What do you need to do to raise your cyber resilience?
All types of organisations, from global companies to small and midsize businesses, use technology to do business and therefore face some level of cyber risk. You only need to reflect on the recent experiences of Medibank and Optus in Australia to see why cyber insurance is critical (although Medibank, an insurance company, did admit subsequently it did not have cyber insurance).
With the changing tone of Government cybersecurity policy in Australia, it is clear that the ability to compensate customers following breach if a lax cybersecurity approach is identified, will likely become a requirement.
And with notifiable breaches on the rise across all types of businesses in Australia - 497 in the second half of 2022 alone and an increased rate of 26% more than the first half of 2022, no organisation is immune to the threat of a breach.
As technology becomes more complex and sophisticated, so do the threats. This is why organisations are increasingly turning to cyber insurance to manage and mitigate their risk.
Cyber insurance security requirements are getting tighter
Insurance companies are tired of paying out for breaches that could have been prevented and incidents that could have been contained. They recognise there are a lot of vulnerabilities for businesses, and in collaboration with vendors and service providers, are mandating best-of-breed security tools that can offer meaningful risk mitigation.
For example, multi-factor authentication (MFA) has gone from a nice-to-have to a critical requirement, with businesses unlikely to be eligible for cyber insurance coverage without it. Then we started to see insurers mandate detection and response tools such as Endpoint Detection Response (EDR) and Managed Detection Response (MDR).
Now, with the understanding that breaches are inevitable, insurers are also starting to mandate Zero Trust Segmentation (ZTS) – a technology that divides enterprise networks, data centres, and cloud environments. Our endpoint estates into multiple segments or subnets with Zero Trust principles governing movement between zones. Unlike prevention and detection technologies, ZTS stops the spread of breaches by shutting
down pathways for lateral movement and only allowing wanted and necessary communication.
Why businesses need Zero Trust Segmentation
When you look at the total cost of most breaches — outside of DFIR (Digital Forensics and Incident Response) and paying the ransom itself — the most expensive part is recovery.
The reason we're seeing insurance companies and regulators push for segmentation, even downmarket into small and midsize businesses, is because preventing an attack from spreading to just a few devices instead of all of them decreases the cost of recovery dramatically. That's why you see updated underwriting packages from carriers where segmentation is now required for critical assets or endpoints (which are typically the starting point of many breaches).

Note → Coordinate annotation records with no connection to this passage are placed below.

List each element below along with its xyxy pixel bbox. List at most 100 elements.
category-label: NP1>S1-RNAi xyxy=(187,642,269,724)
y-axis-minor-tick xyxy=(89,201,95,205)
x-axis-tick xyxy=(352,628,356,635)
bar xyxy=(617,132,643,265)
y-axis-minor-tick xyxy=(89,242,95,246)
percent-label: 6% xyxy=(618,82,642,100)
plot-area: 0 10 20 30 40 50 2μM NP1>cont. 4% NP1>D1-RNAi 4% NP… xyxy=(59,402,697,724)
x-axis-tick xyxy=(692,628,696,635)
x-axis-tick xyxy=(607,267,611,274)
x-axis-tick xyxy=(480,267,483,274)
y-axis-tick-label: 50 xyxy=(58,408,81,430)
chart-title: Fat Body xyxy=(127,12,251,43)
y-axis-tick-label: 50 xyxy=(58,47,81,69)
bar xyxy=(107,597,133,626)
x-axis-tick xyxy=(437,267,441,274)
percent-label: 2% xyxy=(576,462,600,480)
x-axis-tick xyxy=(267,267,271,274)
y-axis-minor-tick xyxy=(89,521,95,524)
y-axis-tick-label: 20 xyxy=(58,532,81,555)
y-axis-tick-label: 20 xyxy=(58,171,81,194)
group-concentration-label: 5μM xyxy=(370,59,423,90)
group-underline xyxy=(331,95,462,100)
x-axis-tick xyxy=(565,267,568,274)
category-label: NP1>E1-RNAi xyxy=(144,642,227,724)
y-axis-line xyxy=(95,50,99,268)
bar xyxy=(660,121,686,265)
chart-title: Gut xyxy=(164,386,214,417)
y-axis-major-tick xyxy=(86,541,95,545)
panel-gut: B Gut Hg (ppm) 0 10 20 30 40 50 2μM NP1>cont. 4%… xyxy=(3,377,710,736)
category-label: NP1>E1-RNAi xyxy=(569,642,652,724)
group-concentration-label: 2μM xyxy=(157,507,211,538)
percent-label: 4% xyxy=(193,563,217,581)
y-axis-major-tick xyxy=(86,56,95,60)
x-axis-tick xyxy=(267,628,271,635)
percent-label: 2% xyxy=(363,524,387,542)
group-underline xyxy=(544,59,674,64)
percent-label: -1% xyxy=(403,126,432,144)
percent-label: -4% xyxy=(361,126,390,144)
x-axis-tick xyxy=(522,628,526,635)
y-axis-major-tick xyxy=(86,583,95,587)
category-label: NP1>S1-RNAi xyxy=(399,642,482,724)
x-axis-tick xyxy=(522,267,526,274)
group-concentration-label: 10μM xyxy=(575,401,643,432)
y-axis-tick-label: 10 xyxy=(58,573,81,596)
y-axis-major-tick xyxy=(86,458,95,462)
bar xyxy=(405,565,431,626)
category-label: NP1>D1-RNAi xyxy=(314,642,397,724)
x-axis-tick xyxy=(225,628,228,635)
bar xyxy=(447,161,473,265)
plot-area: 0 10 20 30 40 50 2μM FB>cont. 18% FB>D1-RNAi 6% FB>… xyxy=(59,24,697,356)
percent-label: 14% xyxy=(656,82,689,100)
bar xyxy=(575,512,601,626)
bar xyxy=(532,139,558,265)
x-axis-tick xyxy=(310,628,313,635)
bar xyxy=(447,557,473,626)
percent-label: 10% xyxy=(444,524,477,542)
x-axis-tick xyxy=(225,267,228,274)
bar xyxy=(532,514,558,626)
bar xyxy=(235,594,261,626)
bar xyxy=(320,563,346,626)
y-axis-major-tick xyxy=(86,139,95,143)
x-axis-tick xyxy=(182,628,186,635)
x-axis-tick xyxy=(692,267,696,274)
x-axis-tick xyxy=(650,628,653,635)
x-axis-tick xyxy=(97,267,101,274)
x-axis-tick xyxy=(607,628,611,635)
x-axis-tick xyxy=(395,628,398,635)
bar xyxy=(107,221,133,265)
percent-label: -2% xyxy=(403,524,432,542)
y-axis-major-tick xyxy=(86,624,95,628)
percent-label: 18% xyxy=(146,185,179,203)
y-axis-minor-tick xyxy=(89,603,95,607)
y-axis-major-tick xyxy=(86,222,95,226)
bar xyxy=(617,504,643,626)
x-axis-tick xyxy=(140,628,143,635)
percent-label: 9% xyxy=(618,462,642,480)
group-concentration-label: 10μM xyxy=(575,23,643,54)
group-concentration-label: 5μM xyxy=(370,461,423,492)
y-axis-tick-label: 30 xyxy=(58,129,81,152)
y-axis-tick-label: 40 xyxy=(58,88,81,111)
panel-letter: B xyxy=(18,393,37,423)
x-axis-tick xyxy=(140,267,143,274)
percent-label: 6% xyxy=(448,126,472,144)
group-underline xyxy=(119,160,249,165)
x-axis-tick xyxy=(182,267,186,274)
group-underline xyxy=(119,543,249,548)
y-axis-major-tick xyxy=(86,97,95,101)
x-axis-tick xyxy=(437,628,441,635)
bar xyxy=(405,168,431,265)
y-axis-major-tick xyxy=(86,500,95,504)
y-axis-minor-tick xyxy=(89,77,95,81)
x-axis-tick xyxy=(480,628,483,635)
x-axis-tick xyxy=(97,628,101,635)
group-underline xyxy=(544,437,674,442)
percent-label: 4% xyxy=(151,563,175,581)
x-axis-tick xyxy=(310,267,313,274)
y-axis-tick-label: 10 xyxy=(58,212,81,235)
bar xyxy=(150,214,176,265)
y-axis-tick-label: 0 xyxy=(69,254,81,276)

Fortunately, recovery costs can be controlled in a major way if you are doing ZTS and preventing breach spread. A recent attack emulation performed by Bishop Fox found that ZTS not only stopped attacks more quickly and improved detection time – it prevented the attacker from breaking out of the initial compromise point; thus, the damage to the company was greatly reduced, and recovery from the attack was
much faster.
ZTS doesn't rely on detection like other tools, and if traffic can't reach your critical assets, it can't infect them, no matter what attack technique is used.
The future of insurance includes security tools and service providers
Cyber threats are showing no signs of slowing down. Long-term, we can expect to see insurance companies acting more like regulators. They will continue to get stricter in the disclosure requirements and what companies must have in their security stack.
The future of cyber insurance is a tight-knit collaboration that combines security vendors, service providers, and insurance companies. Trusted service providers can help alert IT leaders to develop good security hygiene proactively and equip organisations with a security stack that makes a meaningful impact.
ZTS is proactive security that reduces cyber insurance costs
Cyber insurance should be a key piece of your risk strategy, but it can't be the only piece. For example, if you own property, would you only buy fire insurance, not smoke alarms and fire mitigation controls? Hopefully not — but even if you did, you would expect to pay a higher premium, given that you haven't deployed controls that reduce your fire risk. So, when should ZTS become a part of your organisation's security strategy?
If you already have MFA and EDR/MDR products, then ZTS should be your next priority — if it hasn't been mandated already. Not only will you be ahead of the curve before your next cyber insurance policy renewal, but you will be able to strengthen your existing detection tools' effectiveness by lessening their dwell time weakness while also significantly increasing your response capabilities.